Reduced formulation leads to improved computation times

[10]:

time_standard = res_standard.optimize_result.get_for_key('time')
print(f"Mean computation time for standard approach: {np.mean(time_standard)}")

time_reduced = res_reduced.optimize_result.get_for_key('time')
print(f"Mean computation time for reduced approach: {np.mean(time_reduced)}")

time_reduced_reparameterized = (
    res_reduced_reparameterized.optimize_result.get_for_key('time')
)
print(
    f"Mean computation time for reduced reparameterized approach: {np.mean(time_reduced_reparameterized)}"
)

Mean computation time for standard approach: 0.9591359615325927
Mean computation time for reduced approach: 0.9587480783462524
Mean computation time for reduced reparameterized approach: 0.9444998025894165

All approaches yield the same objective function values

[11]:

from pypesto.visualize import waterfall

waterfall(
    [res_standard, res_reduced, res_reduced_reparameterized], order_by_id=True
)

[11]:

<AxesSubplot: title={'center': 'Waterfall plot'}, xlabel='Ordered optimizer run', ylabel='Objective value (offset=9.994e-01)'>

../_images/example_example_ordinal_30_1.png

To be sure the function values are the same we can look at them directly as well:

[12]:

for start_id in range(10):
    print(
        [
            [
                res.fval
                for res in result.optimize_result.as_list()
                if res.id == str(start_id)
            ]
            for result in [
                res_standard,
                res_reduced,
                res_reduced_reparameterized,
            ]
        ]
    )

[[0.0019888825676075647], [0.001988882370072136], [0.001988882910838056]]
[[0.0005749912862480574], [0.000574991288188709], [0.0005749912568270656]]
[[0.0019873258450258152], [0.00198732584677828], [0.001987325844380883]]
[[0.000575277818265601], [0.0005752778595524745], [0.0005752778031689591]]
[[0.001988829061937092], [0.0019888290614633627], [0.0019888291358973434]]
[[0.0005764328010595188], [0.0005764329969969911], [0.0005764329960499568]]
[[0.0005747398568712971], [0.0005747398648398072], [0.0005747398437695331]]
[[0.0005735607865200714], [0.0005737543524337683], [0.0005767971102241927]]
[[0.0005735594279397531], [0.0005735611260351738], [0.0005741377033402549]]
[[0.0005735572044450639], [0.000573961371293838], [0.0005736263264256104]]

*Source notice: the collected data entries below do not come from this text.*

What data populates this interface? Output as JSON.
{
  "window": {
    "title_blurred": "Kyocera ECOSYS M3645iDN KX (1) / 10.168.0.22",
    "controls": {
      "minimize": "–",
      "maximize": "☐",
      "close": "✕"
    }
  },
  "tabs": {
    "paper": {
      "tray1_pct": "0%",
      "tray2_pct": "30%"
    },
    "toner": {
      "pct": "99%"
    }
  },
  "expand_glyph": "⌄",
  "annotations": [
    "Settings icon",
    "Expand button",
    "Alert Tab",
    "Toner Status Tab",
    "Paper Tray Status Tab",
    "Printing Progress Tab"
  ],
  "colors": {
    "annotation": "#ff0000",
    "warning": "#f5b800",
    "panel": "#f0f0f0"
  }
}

For any results, we can plot the optimized categories using the plot_categories_from_pypesto_result method.

[13]:

plot_categories_from_pypesto_result(res_standard, figsize=(10, 10))
plt.show()

../_images/example_example_ordinal_34_0.png

In this plot we can see that all surrogate data is inside their respective categories. So the ordering given in the measurements is fully satisfied. This constitutes a perfect fit of the data in the ordinal sense.